Há ainda relatos de testemunhas que viram moradores do prédio em chamas se lançando pelas janelas para tentar sobreviver e até jogando bebês em direção à rua para tentar salvá-los. Do lado de fora, ainda segundo testemunhas, havia vizinhos depositando colchões para aliviar o impacto da queda.

Segundo a emissora Newzroom Afrika, o prédio havia sido abandonado, mas foi ocupado por famílias em situação vulnerável. Mgcini Tshwaku, membro do comitê municipal responsável pela segurança pública, disse que o uso de velas para iluminar o interior do edifício pode ter dado início às chamas.

“Muitas pessoas podem ter ficado presas quando o fogo começou. Dentro do prédio havia um portão [de segurança] que estava fechado, para que as pessoas não conseguissem sair”, afirmou ele. “Muitos corpos foram encontrados amontoados neste portão.”

A ocupação ilegal de prédios abandonados é comum no centro de Joanesburgo, onde imóveis são controlados por grupos criminosos que cobram aluguel dos ocupantes. Em junho, outro incêndio destruiu um edifício na cidade e matou dois meninos que tinham menos de 10 anos.

O prefeito de Joanesburgo, Kabelo Gwamanda, disse que o local era propriedade das autoridades municipais e que tinha sido alugado a instituições de caridade que atuam com mulheres deslocadas. Sem entrar em detalhes, ele acrescentou que o prédio “acabou servindo a um propósito diferente”.

Lebogang Isaac Maile, chefe do departamento de Assentamentos Humanos da província de Gauteng, que inclui Joanesburgo, endossou a suspeita de que algumas das vítimas pagavam aluguel para gangues que cobravam de forma ilegal. “Existem cartéis que atacam pessoas vulneráveis. Porque alguns desses edifícios, se não a maioria deles, estão na verdade nas mãos dos cartéis que cobram aluguel”, disse.

Uma placa na entrada do bloco residencial identifica o edifício como uma construção histórica do apartheid, sistema oficial de segregação racial e discriminação institucionalizada que durou de 1948 a 1994, negando direitos básicos aos negros sul-africanos. Nesse tipo de construção, à época, os negros recolhiam os chamados “dompas”, documentos que lhes permitiam trabalhar em áreas da cidade que o sistema classificava como pertencentes aos brancos.

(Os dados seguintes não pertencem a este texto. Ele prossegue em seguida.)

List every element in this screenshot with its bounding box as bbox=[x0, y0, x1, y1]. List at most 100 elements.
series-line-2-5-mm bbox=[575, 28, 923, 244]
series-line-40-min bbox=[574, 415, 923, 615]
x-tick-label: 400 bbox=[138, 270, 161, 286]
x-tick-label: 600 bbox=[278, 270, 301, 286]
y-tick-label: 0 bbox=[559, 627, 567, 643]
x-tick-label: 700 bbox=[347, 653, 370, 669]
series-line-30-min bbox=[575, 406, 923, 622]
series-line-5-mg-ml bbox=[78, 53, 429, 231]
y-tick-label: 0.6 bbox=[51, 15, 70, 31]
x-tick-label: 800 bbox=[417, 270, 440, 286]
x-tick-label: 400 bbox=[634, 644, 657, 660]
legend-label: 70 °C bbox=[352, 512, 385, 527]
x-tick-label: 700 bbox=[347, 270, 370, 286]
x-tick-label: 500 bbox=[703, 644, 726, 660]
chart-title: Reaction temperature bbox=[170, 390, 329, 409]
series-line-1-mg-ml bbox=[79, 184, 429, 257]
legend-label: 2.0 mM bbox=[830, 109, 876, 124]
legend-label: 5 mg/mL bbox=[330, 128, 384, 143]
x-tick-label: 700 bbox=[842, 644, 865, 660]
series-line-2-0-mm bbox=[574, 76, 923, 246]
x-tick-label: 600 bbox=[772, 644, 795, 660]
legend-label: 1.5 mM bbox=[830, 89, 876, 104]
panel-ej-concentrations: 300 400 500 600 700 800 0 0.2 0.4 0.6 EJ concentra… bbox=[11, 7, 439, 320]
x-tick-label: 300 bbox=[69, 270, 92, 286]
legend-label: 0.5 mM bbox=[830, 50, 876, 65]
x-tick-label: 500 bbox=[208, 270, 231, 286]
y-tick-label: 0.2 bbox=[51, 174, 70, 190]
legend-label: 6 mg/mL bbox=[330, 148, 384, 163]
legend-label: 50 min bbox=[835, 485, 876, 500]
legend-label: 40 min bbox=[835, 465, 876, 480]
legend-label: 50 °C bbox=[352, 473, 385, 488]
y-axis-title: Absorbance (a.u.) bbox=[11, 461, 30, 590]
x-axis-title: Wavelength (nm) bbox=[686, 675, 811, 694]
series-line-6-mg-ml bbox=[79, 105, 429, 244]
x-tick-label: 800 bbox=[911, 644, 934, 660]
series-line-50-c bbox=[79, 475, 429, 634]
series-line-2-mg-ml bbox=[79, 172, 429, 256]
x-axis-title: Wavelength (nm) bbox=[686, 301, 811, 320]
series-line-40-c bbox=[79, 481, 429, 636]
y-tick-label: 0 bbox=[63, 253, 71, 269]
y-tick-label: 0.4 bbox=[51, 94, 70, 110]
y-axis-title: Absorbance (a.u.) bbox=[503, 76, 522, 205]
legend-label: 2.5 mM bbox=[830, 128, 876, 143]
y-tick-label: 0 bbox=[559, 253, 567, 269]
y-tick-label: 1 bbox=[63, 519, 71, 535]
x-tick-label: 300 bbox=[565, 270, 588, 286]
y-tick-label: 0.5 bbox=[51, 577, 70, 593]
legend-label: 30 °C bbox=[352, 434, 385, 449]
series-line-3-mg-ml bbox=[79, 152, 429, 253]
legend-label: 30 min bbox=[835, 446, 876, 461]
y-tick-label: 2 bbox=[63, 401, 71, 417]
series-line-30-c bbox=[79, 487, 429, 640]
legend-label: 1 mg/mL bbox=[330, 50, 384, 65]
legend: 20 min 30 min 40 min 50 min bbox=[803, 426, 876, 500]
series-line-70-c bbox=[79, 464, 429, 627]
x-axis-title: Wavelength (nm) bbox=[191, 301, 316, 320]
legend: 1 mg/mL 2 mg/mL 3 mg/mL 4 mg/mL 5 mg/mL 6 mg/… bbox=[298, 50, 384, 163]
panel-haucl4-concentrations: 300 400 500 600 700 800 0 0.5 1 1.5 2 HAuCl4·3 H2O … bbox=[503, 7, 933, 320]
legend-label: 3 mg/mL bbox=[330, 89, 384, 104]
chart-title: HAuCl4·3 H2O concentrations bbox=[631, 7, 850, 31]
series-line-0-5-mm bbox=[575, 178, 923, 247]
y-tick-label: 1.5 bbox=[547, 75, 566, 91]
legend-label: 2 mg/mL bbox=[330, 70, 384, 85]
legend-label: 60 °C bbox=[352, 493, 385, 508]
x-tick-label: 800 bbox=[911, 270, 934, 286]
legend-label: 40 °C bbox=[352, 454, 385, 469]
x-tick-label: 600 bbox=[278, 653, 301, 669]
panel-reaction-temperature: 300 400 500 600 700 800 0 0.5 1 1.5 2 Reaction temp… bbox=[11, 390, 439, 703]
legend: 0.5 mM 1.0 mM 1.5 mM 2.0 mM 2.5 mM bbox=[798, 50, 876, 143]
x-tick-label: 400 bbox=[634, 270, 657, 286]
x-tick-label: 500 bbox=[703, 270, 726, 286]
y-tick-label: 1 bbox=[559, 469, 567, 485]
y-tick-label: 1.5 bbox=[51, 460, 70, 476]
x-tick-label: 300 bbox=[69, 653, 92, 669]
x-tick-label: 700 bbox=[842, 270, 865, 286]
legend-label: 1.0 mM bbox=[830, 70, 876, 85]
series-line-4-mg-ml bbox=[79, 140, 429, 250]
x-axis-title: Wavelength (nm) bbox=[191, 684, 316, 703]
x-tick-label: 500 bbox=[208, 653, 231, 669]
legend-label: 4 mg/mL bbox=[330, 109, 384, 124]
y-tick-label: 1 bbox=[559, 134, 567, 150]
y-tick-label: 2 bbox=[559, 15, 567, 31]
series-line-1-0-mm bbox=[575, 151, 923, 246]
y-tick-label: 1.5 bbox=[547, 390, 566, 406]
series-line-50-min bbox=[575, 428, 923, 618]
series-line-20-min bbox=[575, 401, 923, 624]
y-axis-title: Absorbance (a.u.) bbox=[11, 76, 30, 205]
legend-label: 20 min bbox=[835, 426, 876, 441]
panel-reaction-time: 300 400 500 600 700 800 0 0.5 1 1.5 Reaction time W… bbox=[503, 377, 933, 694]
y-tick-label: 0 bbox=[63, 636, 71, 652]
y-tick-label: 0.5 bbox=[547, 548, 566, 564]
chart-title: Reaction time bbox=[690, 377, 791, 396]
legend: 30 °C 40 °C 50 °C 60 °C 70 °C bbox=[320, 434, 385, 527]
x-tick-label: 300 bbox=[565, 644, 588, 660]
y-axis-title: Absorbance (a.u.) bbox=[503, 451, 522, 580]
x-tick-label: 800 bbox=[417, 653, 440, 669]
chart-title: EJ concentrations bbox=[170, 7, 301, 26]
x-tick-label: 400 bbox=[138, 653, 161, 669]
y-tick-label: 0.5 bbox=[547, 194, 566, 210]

Apesar do fim do regime, Joanesburgo é uma das cidades mais desiguais do mundo, com pobreza generalizada, desemprego e uma crise habitacional. Segundo o governo provincial de Gauteng, o município tem cerca 15 mil pessoas em situação de rua.

Em maio, repórteres do jornal americano The New York Times estiveram no edifício agora incendiado para uma reportagem em que descreviam o estado de caos, habitacional e político, em Joanesburgo. Segundo seus relatos, havia na ocasião pilhas de lixo bloqueando parcialmente a entrada do prédio e as janelas do segundo andar. Além disso, o prédio estava tão superlotado que parte dos moradores eram, na verdade, ocupantes de barracos de metal construídos no mesmo terreno.

Além do problema habitacional, a população sul-africana convive com cortes de energia que se tornaram frequentes no cotidiano. Até junho, foram ao menos 3.645 horas, ou 152 dias, em que alguma parte do país esteve sujeita à redução no fornecimento de energia e a apagões.

A crise elétrica, intimamente ligada ao escândalo crônico de corrupção na concessionária Eskom, dominada por partidários do governista CNA (Congresso Nacional Africano), no poder desde o fim do apartheid, é a ponta do iceberg de uma crise maior de infraestrutura.

Depois de décadas de baixa manutenção da infraestrutura elétrica e de um aumento do consumo, proporcionado pelas indústrias e por uma demanda social reprimida de acesso à rede elétrica, o sistema quase colapsou —e, para evitar esse cenário, vieram os apagões.

Em nota, o presidente da África do Sul, Cyril Ramaphosa, descreveu o incêndio como “uma grande tragédia” e disse esperar que as investigações ajudem a evitar outras tragédias do tipo. Ele visitou o local do incidente e defendeu a busca de soluções para a crise habitacional.